The Photomultiplier Housing

A light proof, hermetically sealed, dehumidified cylindrical housing houses the photomultiplier with electronics for high voltage power and for the high-speed amplifier for photon counting. High voltage DC power to operate the photomultiplier is usually set at a voltage between 1,200 and 1,400 volts, depending on tube characteristics. A photon arriving at the light sensitive cathode initiates a burst of electrons that cascades and is amplified as is passes through the various stages of the tube. The burst of electrons arriving at the anode is then amplified to yield a pulse that is counted in the counting register. A discriminator level is set at about 30 milli-volts to filter out low voltage pulses, which are more likely electronic noise and not light signal.

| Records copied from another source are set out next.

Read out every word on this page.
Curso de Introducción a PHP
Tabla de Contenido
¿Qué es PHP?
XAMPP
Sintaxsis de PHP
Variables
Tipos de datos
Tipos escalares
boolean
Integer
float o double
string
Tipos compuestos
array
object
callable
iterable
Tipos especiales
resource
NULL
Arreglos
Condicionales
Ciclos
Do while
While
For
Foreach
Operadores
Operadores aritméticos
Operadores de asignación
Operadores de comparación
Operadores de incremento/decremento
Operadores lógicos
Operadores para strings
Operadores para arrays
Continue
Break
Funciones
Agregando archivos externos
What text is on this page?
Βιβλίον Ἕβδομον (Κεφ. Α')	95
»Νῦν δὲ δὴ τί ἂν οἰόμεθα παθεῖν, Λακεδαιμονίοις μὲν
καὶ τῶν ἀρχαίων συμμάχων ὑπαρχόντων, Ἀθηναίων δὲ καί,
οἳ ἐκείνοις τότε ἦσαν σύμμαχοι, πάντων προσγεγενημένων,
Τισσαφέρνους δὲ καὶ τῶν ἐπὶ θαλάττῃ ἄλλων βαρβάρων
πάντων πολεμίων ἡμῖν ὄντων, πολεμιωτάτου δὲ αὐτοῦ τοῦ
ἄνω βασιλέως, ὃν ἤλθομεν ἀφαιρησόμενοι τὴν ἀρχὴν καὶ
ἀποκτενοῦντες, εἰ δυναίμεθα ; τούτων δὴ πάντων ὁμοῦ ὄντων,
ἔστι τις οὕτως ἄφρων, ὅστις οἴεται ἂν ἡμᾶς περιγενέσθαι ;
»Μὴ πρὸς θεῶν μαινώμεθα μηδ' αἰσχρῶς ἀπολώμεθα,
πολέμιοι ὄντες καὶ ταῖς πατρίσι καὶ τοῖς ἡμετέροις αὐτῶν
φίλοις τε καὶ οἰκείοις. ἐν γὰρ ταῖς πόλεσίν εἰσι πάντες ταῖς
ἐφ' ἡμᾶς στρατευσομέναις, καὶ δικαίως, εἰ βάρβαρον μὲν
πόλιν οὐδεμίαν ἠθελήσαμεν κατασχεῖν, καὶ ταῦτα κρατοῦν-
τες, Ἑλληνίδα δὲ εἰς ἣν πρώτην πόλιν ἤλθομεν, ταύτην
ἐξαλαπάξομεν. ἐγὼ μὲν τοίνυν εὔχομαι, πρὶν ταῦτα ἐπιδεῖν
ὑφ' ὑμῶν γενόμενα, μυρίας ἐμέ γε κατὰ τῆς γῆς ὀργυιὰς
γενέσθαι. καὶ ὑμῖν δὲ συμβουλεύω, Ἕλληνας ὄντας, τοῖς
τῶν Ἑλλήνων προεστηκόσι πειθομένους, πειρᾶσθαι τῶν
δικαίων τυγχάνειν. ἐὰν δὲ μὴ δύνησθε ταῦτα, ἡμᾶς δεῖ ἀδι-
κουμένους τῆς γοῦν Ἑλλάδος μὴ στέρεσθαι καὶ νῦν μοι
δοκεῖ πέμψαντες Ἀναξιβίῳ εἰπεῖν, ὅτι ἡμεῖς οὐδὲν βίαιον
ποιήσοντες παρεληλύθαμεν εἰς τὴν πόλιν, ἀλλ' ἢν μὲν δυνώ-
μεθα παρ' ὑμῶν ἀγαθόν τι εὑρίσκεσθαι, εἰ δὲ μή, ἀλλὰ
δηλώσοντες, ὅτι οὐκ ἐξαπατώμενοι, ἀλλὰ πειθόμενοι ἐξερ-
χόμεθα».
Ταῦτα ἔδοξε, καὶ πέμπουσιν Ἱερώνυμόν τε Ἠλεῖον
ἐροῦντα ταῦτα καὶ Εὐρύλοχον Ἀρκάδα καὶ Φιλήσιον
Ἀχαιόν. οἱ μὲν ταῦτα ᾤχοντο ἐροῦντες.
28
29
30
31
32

An order-blocking filter is placed between the exit slits and the cathode of the photomultiplier to remove radiation from grating orders that are not used. For the Mark II instruments, the second order radiation (~280 nm - 350 nm) is used and the first order (~560 nm - 700 nm) is blocked by a nickel sulfate/UG-11 filter combination. In the Mark IV, the first order (~840 nm -1,050 nm) is not used and a filter wheel inserts an order-blocking filter. Second order visible radiation (~420 nm - 525 nm) for measurements of NO2 is selected with a BG-12 filter, and third order (~280 nm - 350 nm) for measurements of ozone, SO2, and spectral UV radiation is selected by a nickel sulfate/UG-11 filter combination. An order-blocking filter is not used in the Mark EI instruments that are equipped with gratings operating in the first order.